Le Dictionnaire du Moyen français (1330-1500) indique deux citations ; la première, datée des années 1392-1394 est tirée du Ménagier de Paris, un livre d’économie domestique à l’usage des femmes de la bourgeoisie

« ...et leur dist qu'ilz alassent querre leur seur […]en Avignon, et qu'elle feust vestue de housse et chargie de coquilles a l'usage de pelerins venans de Saint Jaques, et montee souffisamment »

Ménagier détail Fr 12477 art.VIII.
Ménagier détail Fr 12477 art.VIII.

C’est l’histoire d’une jeune femme qui a quitté son mari pour un galant, lequel l’a abandonnée à Avignon. Sans ressources, elle s’est prostituée. L’ayant appris, le mari décide de pardonner et envoie ses beaux-frères la chercher et de la ramener costumée en pèlerine, comme si elle revenait de Saint-Jacques. Ce qui fut fait. Et qui prouve que le pèlerinage à Compostelle est d’un usage relativement courant en cette fin de XIVe siècle, malgré les troubles de la guerre de Cent Ans.
La seconde citation est tirée des comptes du roi René en Provence4, en 1463. Il s’agit là d’une vraie première mention, puisqu’il s’agit de l’achat « d’une pierre, faicte en façon de coquille de saint Jeacques »

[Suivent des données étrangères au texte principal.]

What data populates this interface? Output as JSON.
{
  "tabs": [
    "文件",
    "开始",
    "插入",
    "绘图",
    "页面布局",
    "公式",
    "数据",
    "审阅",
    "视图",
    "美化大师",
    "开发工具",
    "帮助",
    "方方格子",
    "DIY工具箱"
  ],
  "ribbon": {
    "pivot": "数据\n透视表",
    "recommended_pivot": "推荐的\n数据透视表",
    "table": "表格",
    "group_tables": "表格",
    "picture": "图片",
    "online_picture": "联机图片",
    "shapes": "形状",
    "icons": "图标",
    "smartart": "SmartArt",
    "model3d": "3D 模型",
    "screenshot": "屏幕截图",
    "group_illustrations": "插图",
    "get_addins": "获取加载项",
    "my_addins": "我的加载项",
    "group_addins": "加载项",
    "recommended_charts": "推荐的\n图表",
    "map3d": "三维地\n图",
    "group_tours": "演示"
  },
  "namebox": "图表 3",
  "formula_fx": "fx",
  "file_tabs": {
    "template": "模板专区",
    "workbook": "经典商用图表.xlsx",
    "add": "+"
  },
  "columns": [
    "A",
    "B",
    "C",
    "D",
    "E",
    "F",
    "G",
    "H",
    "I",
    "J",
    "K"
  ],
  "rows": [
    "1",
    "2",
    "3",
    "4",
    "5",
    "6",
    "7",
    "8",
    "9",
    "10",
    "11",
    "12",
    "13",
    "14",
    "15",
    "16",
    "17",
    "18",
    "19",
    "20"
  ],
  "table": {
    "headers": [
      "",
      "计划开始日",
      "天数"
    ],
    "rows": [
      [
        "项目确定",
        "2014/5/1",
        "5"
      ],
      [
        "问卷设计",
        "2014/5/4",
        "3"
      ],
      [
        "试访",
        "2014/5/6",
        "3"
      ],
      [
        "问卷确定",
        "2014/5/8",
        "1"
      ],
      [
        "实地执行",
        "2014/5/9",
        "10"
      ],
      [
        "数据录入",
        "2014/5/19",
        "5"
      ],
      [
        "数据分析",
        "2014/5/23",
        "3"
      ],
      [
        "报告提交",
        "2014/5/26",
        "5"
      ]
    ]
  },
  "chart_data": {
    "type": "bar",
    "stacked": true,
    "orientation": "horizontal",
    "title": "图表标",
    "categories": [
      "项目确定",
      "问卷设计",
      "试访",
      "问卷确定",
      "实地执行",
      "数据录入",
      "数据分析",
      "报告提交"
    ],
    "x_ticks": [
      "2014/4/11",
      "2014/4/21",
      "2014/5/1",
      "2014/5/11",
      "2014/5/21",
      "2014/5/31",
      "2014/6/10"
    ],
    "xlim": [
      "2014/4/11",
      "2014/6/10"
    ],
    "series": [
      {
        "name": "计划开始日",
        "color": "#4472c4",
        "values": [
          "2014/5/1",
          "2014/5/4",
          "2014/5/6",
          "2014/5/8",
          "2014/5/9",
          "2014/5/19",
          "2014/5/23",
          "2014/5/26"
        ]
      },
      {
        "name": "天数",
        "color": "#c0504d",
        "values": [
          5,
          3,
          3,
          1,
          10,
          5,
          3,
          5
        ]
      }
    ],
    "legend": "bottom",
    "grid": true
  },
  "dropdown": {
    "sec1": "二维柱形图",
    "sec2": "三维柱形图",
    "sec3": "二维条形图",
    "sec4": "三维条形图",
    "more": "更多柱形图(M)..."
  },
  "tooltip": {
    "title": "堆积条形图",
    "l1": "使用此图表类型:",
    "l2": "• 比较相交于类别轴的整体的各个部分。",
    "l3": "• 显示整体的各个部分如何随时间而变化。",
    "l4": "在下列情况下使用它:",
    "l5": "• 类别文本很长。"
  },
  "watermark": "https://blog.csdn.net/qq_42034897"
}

Bopurges, palais Jacques-Coeur
Bopurges, palais Jacques-Coeur
Enfin il convient de remarquer qu’en ce même XVe siècle Jacques Coeur, anobli en 1441, associe silencieusement la coquille à son prénom (ici sur la façade de son palais de Bourges) :

« d'azur, à la fasce d'or, chargée de trois coquilles de sable, accompagnées de trois cœurs de gueules »

L’idée était dans l’air. A partir du XVIe siècle, les pèlerins de Compostelle, plus nombreux qu'ils n'ont jamais été, augmentent le nombre de coquilles qu'ils portent sur leur costume. C'est ce que souligne ce dialogue des Colloques d'Erasme, en ce début du XVIe siècle :

« - Comme tu as un aspect étrange ! couvert de coquilles imbriquées, tout garni d'images d'étain et de plomb, paré de colliers de paille. - Je suis allé chez saint Jacques de Compostelle ».

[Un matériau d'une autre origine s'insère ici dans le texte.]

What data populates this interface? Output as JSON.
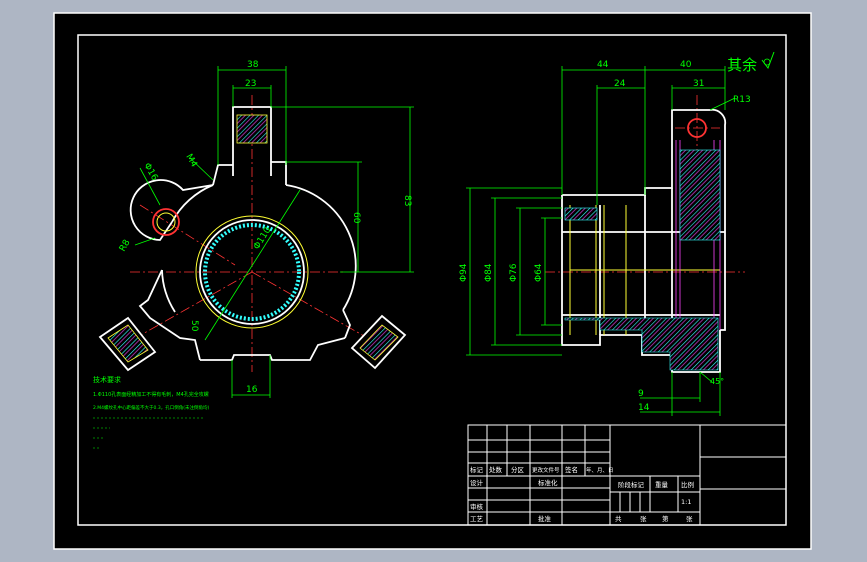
{
  "colors": {
    "background": "#aeb6c4",
    "sheet": "#000000",
    "outline": "#ffffff",
    "dimension": "#00ff00",
    "centerline": "#ff3333",
    "hatch": "#33ffff",
    "yellow": "#ffff33",
    "magenta": "#ff44ff",
    "cyan": "#00ffff"
  },
  "front_view": {
    "dims": {
      "top_outer": "38",
      "top_inner": "23",
      "height_right_outer": "83",
      "height_right_inner": "60",
      "ear_dia": "Φ16",
      "ear_radius": "R8",
      "thread_m": "M4",
      "bore_dia": "Φ110",
      "angle_dim": "50",
      "bottom_width": "16"
    }
  },
  "side_view": {
    "dims": {
      "top_44": "44",
      "top_40": "40",
      "top_24": "24",
      "top_31": "31",
      "radius": "R13",
      "d94a": "Φ94",
      "d84": "Φ84",
      "d76": "Φ76",
      "d64": "Φ64",
      "bottom_9": "9",
      "bottom_14": "14",
      "angle": "45°"
    },
    "surface_note": "其余"
  },
  "tech_requirements": {
    "title": "技术要求",
    "line1": "1.Φ110孔表面经精加工不得有毛刺，M4孔完全攻螺",
    "line2": "2.M4螺纹孔中心距偏差不大于0.3，孔口倒角(未注倒角均)"
  },
  "title_block": {
    "row1": [
      "标记",
      "处数",
      "分区",
      "更改文件号",
      "签名",
      "年、月、日"
    ],
    "row2": [
      "设计",
      "",
      "",
      "标准化",
      "",
      ""
    ],
    "row3": [
      "审核",
      "",
      "",
      "",
      "",
      ""
    ],
    "row4": [
      "工艺",
      "",
      "",
      "批准",
      "",
      ""
    ],
    "stage_marks": "阶段标记",
    "weight": "重量",
    "scale_label": "比例",
    "scale_value": "1:1",
    "sheets": [
      "共",
      "张",
      "第",
      "张"
    ]
  }
}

La « coquille Saint-Jacques » n’est pas encore du vocabulaire courant. On ne parle encore que de « coquilles », non accolées à saint Jacques.

Le mariage est consommé, mais pas partout

Couverture du livre conseillé par Dimitri Rogoff
Couverture du livre conseillé par Dimitri Rogoff
C’est là qu’est intervenu le pêcheur de coquilles Saint-Jacques, Dimitri Rogoff, qui m’a indiqué ce livre de 1558
 

« Histoire entière des poissons. Composé premièrement en latin par Maistre Guillaume Rondelet, docteur régent en médecine de l’université de Montpellier. Maintenant traduite en français sans avoir rien omis estant nécessaire à l’intelligence d’icelle. À Lyon, 1558 ».

Selon le docteur Rondelet5, il existe deux espèces de coquilles appelées respectivement Pecten et Pectunculus, qu’il dessine toutes les deux, en tête de deux chapitres. Mais son raisonnement n’est pas vraiment facile à suivre.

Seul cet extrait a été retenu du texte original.